Duquesne player who nearly died earns degree
APNews
Dec 16, 2009
Fittingly, Sam Ashaolu was standing on the court at a pregame shootaround, wearing his Duquesne University basketball sweats, when he received the best news of his life.
The former player who has inspired a college campus with his determination to graduate despite being the most seriously wounded of the five Duquesne basketball players shot in September 2006 will receive his college diploma on Thursday.
Ashaolu nearly died of head wounds in the horrific shootings that followed a dance, rocking an urban campus that had just been chosen as one of the nation's safest.
He needed multiple operations to save his life, endured seizures and recurring hospital stays and, months after his recovery was underway, was told he couldn't play again because it was too risky to remove bullet fragments lodged in his brain.
"At any given moment, I was told, I could go to sleep and not wake up," Ashaolu said Wednesday.
Many athletes might have become angry, given up, quit school and begun their adult life with a grudge that would last a lifetime. Instead, Ashaolu told Duquesne athletic director Greg Amodio and coach Ron Everhart he wanted to stay with the team in any role and return to as normal a college life as possible.

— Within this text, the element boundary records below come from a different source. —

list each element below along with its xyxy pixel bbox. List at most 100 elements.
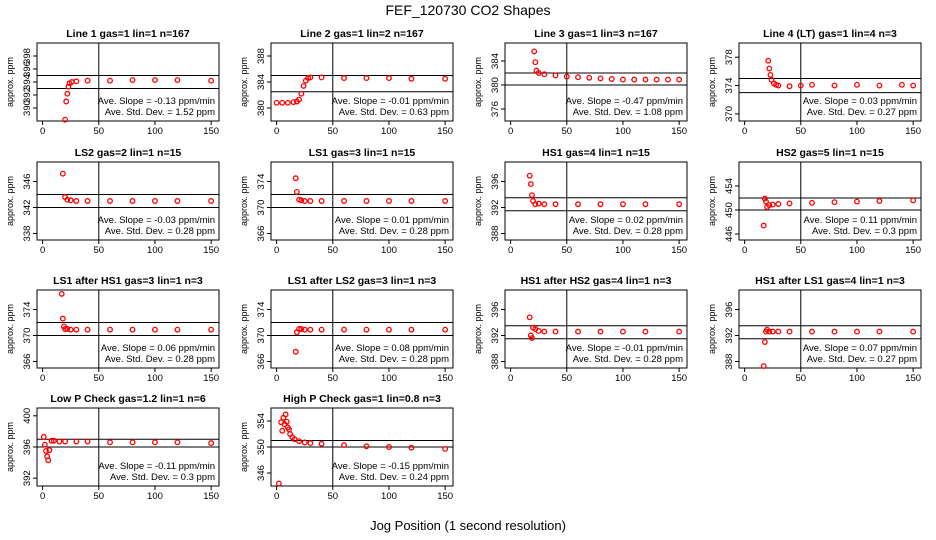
subplot-13: Low P Check gas=1.2 lin=1 n=6 0 50 100 150 39… [5,393,220,502]
data-point [767,71,774,78]
x-tick-label: 150 [671,126,687,137]
data-point [152,77,158,83]
plot-frame [36,161,220,241]
data-point [208,198,215,204]
data-point [765,57,772,64]
x-tick-label: 0 [274,126,279,137]
subplot-8: HS2 gas=5 lin=1 n=15 0 50 100 150 446 450 454 ap… [707,147,922,256]
data-point [48,437,55,444]
data-point [279,427,286,434]
subplot-title: HS2 gas=5 lin=1 n=15 [776,147,884,159]
data-point [761,339,768,345]
data-point [910,82,917,89]
y-axis-label: approx. ppm [239,304,249,354]
subplot-title: High P Check gas=1 lin=0.8 n=3 [283,393,441,405]
x-tick-label: 100 [147,126,163,137]
plot-frame [738,161,922,241]
data-point [831,82,838,89]
data-point [386,444,392,450]
x-tick-label: 150 [203,126,219,137]
data-point [174,326,181,333]
data-point [307,326,314,333]
y-tick-label: 370 [724,106,735,122]
y-tick-label: 454 [724,178,735,194]
x-tick-label: 150 [203,373,219,384]
data-point [283,418,290,425]
y-axis-label: approx. ppm [473,57,483,107]
y-tick-label: 366 [256,226,267,242]
std-dev-annotation: Ave. Std. Dev. = 0.28 ppm [339,226,449,237]
data-point [529,335,535,342]
data-point [363,326,370,333]
y-tick-label: 370 [256,200,267,216]
data-point [552,72,559,79]
x-tick-label: 150 [905,245,921,256]
data-point [73,326,80,333]
x-tick-label: 150 [905,126,921,137]
data-point [129,77,136,83]
x-tick-label: 50 [562,126,573,137]
data-point [296,438,303,445]
y-tick-label: 392 [22,470,33,486]
slope-annotation: Ave. Slope = -0.13 ppm/min [98,96,215,107]
data-point [541,71,548,78]
y-tick-label: 350 [256,439,267,455]
data-point [597,75,604,82]
slope-annotation: Ave. Slope = -0.03 ppm/min [98,215,215,226]
subplot-9: LS1 after HS1 gas=3 lin=1 n=3 0 50 100 150 36… [5,275,220,384]
data-point [831,199,838,206]
data-point [676,328,683,335]
data-point [63,98,70,105]
data-point [766,65,773,72]
data-point [597,201,604,208]
x-tick-label: 150 [203,245,219,256]
y-tick-label: 346 [22,174,33,190]
x-tick-label: 50 [94,245,105,256]
data-point [541,328,548,335]
data-point [307,198,314,204]
data-point [809,81,815,88]
data-point [408,444,415,451]
y-tick-label: 396 [490,174,501,190]
x-tick-label: 50 [796,373,807,384]
data-point [775,201,782,207]
data-point [620,328,626,335]
y-tick-label: 376 [490,101,501,117]
std-dev-annotation: Ave. Std. Dev. = 0.27 ppm [807,107,917,118]
slope-annotation: Ave. Slope = 0.02 ppm/min [569,215,683,226]
x-tick-label: 0 [40,245,45,256]
data-point [535,70,542,76]
data-point [761,195,768,202]
std-dev-annotation: Ave. Std. Dev. = 0.28 ppm [573,226,683,237]
data-point [64,196,71,203]
data-point [575,74,581,81]
data-point [59,315,66,322]
plot-frame [36,289,220,369]
y-axis-label: approx. ppm [5,422,15,472]
data-point [620,76,626,83]
slope-annotation: Ave. Slope = 0.11 ppm/min [804,215,917,226]
y-tick-label: 388 [256,48,267,64]
data-point [279,99,286,106]
x-tick-label: 50 [328,373,339,384]
data-point [786,83,793,90]
data-point [854,81,860,88]
data-point [676,76,683,83]
x-tick-label: 100 [849,373,865,384]
subplot-title: Line 2 gas=1 lin=2 n=167 [300,28,424,40]
y-tick-label: 342 [22,200,33,216]
data-point [62,116,69,123]
x-tick-label: 150 [671,245,687,256]
y-tick-label: 366 [256,354,267,370]
y-tick-label: 400 [22,408,33,424]
x-tick-label: 50 [328,126,339,137]
y-axis-label: approx. ppm [473,176,483,226]
std-dev-annotation: Ave. Std. Dev. = 0.28 ppm [105,354,215,365]
x-tick-label: 150 [203,491,219,502]
subplot-12: HS1 after LS1 gas=4 lin=1 n=3 0 50 100 150 38… [707,275,922,384]
y-axis-label: approx. ppm [5,57,15,107]
slope-annotation: Ave. Slope = -0.01 ppm/min [566,343,683,354]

Then, remarkably, he did exactly that.
"If somebody would have told you while he was in that hospital bed, battling for his life, that he would have a college degree in three years, most people would have said that's not possible, that's unbelievable, that can't happen," Everhart said. "It's a modern-day miracle."
Another player who was seriously wounded, Stuard Baldonado, left school without playing. Two others, Shawn James and Kojo Mensah, turned pro before their senior seasons in 2008-09 and didn't graduate. Ashaolu and Aaron Jackson, who received a minor wound, became close friends and helped turn around a Duquesne program that was 3-24 in 2005-06.
Jackson did it on the court as an all-Atlantic 10 guard who led the Dukes to a 21-13 record last season, the A-10 championship game and the NIT, where he scored 46 points during a double-overtime loss at Virginia Tech.
Ashaolu did it off the court, serving as a team manager, a teammate in pickup games and a role model for every college player who has experienced adversity.
"I overcame a lot," said Ashaolu, a 6-foot-7 power forward who played at Lake Region State College in North Dakota before transferring to Duquesne. "I hope it inspires some other kids who go through the same thing I went through to keep fighting."